For over 20-years my answer has been the same— there is always some insight or business process that you can extrapolate and apply to your own enterprise.
There is no faster way to model successful business strategies and emulate good management practices than read business books that describe not only the successes, but those that offer a cautionary tale. I have a personal fondness for business and technical books that describe future trends and business and product cycles. One of the best in that gender is, The Cluetrain Manifesto: The End of Business as Usual.
It is an oldie but goodie… a book that I browse often. Written by Christopher Locke, Rick Levine, Doc Searls and David Weinberger, The Cluetrain Manifesto: The End of Business as Usual, is a 190-page paperback that was first published by Perseus Books Group in January of 2001. Back then, some traditional business publication reviewers and captains of industry wrote off the book as more science fiction than business publication.
Today, The Cluetrain Manifesto: The End of Business as Usual, is a frequently referenced source document for those who wish to understand and take advantage of the changing paradigms of business, social networking culture, web marketing and E-commerce.
The book begins with the salutation, “People of Earth…” and takes direct aim at the very heart of corporate America. The authors show how the Internet is turning business upside down. They proclaim that, thanks to conversations taking place on Web sites and message boards, and in e-mail and chat rooms, employees and customers alike have found voices that undermine the traditional command-and-control hierarchy that organizes most corporate marketing groups. “Markets are conversations,” the authors write, and those conversations are “getting smarter faster than most companies.” In their view, the lowly customer service rep wields far more power and influence in today’s marketplace than the well-oiled front office PR machine.

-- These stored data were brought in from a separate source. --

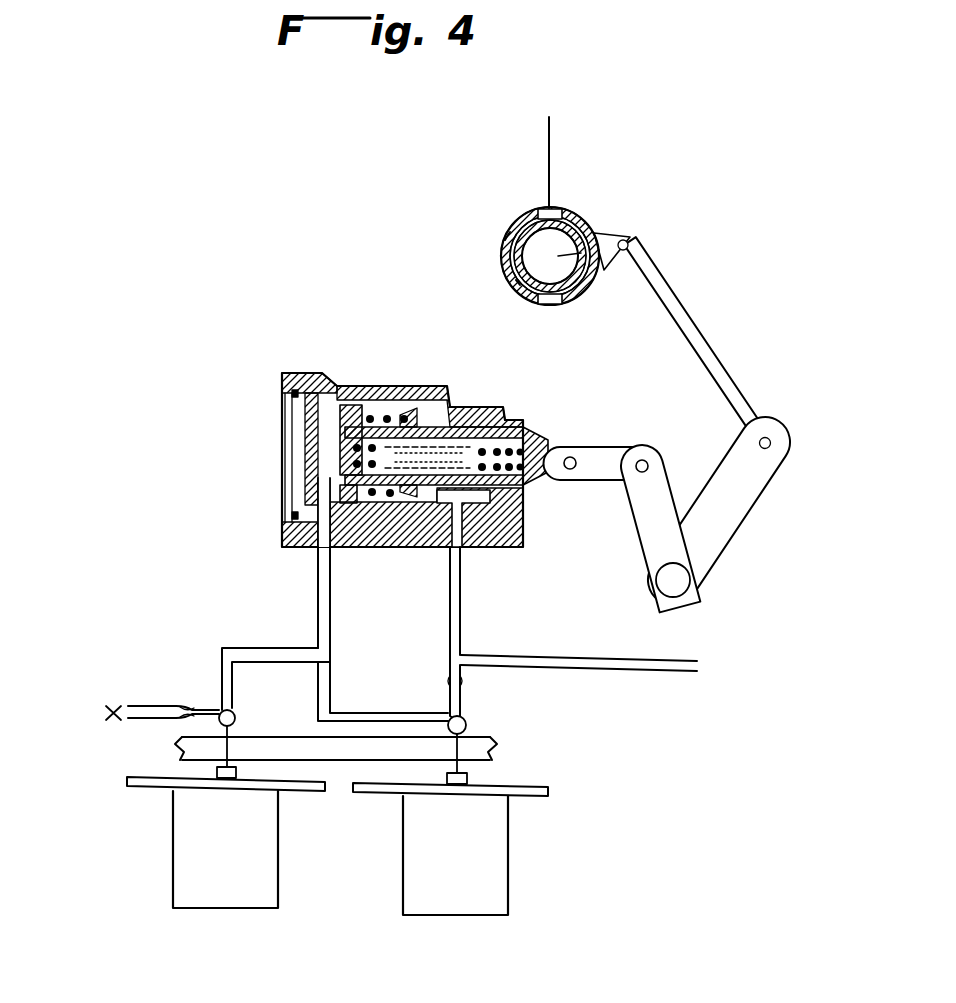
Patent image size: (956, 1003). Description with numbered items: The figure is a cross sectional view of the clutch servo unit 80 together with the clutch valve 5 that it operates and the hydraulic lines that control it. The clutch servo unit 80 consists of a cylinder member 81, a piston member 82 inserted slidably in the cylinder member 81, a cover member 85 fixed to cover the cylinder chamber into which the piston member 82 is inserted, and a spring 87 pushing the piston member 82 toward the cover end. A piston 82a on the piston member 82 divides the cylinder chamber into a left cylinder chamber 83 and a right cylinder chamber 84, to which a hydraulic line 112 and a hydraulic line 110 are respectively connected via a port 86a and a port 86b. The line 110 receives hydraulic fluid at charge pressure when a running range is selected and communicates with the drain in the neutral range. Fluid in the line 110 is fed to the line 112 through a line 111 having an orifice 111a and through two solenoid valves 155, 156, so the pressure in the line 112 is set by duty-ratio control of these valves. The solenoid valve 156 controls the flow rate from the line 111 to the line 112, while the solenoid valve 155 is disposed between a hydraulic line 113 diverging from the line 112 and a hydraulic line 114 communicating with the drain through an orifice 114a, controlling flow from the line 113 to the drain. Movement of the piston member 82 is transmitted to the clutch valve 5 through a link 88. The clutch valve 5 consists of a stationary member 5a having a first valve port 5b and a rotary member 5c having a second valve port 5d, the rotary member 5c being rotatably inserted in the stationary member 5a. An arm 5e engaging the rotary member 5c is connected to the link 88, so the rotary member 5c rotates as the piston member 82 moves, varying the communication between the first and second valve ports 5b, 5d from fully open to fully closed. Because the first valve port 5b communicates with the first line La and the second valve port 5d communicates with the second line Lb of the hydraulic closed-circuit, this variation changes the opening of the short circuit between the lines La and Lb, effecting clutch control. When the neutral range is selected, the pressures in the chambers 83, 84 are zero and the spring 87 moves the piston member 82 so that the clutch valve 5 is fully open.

The clutch valve 5 is at (606, 208).
The stationary member 5a is at (503, 261).
The first valve port 5b is at (547, 206).
The rotary member 5c is at (513, 293).
The second valve port 5d is at (553, 305).
The arm 5e is at (625, 233).
The first line La is at (597, 276).
The second line Lb is at (552, 147).
The clutch servo unit 80 is at (296, 350).
The cylinder member 81 is at (398, 386).
The piston member 82 is at (468, 414).
The piston 82a is at (339, 397).
The left cylinder chamber 83 is at (305, 432).
The right cylinder chamber 84 is at (432, 412).
The cover member 85 is at (300, 409).
The port 86a is at (318, 556).
The port 86b is at (463, 555).
The spring 87 is at (397, 505).
The link 88 is at (754, 379).
The hydraulic line 110 is at (550, 653).
The hydraulic line 111 is at (465, 707).
The orifice 111a is at (460, 682).
The hydraulic line 112 is at (333, 590).
The hydraulic line 113 is at (255, 647).
The hydraulic line 114 is at (137, 705).
The orifice 114a is at (187, 710).
The solenoid valve 155 is at (242, 893).
The solenoid valve 156 is at (474, 900).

The Cluetrain Manifesto began as a Web site (www.cluetrain.com) in 1999 when the authors, who have worked variously at IBM, Sun Microsystems, the Linux Journal, and NPR, posted 95 theses that pronounced what they felt was the new reality of the networked marketplace. For example, thesis no. 2: “Markets consist of human beings, not demographic sectors”; thesis no. 20: “Companies need to realize their markets are often laughing. At them”; thesis no. 62: “Markets do not want to talk to flacks and hucksters. They want to participate in the conversations going on behind the corporate firewall”; thesis no. 74: “We are immune to advertising. Just forget it.”
The Cluetrain Manifesto book enlarges on these themes through seven essays filled with dozens of stories and observations about how business gets done in America and how the Internet will change it all. While Cluetrain will strike some as strident, the message itself remains quite relevant and unique.
Reading this book today is just as inspiring today as it was in 2001. In fact, based on the importance of social networking sites and viral marketing to small businesses it should be considered required reading. To put the information shared in the Cluetrain Manifesto in context, these are just some of the “start-ups” that became million and billion dollar market giants that changed how business is done, just as The Cluetrain Manifesto predicted: Wikipedia — launched Feb. 2001; PayPal — launched Oct. 2002; MySpace — launched Feb. 2004; Facebook — launched Feb. 2004; Digg — Launched Dec. 2004 and YouTube — launched Feb. 2005.
This book is for anyone interested in the Internet and e-commerce, and is especially important for those businesses struggling to navigate the topography of the wired marketplace.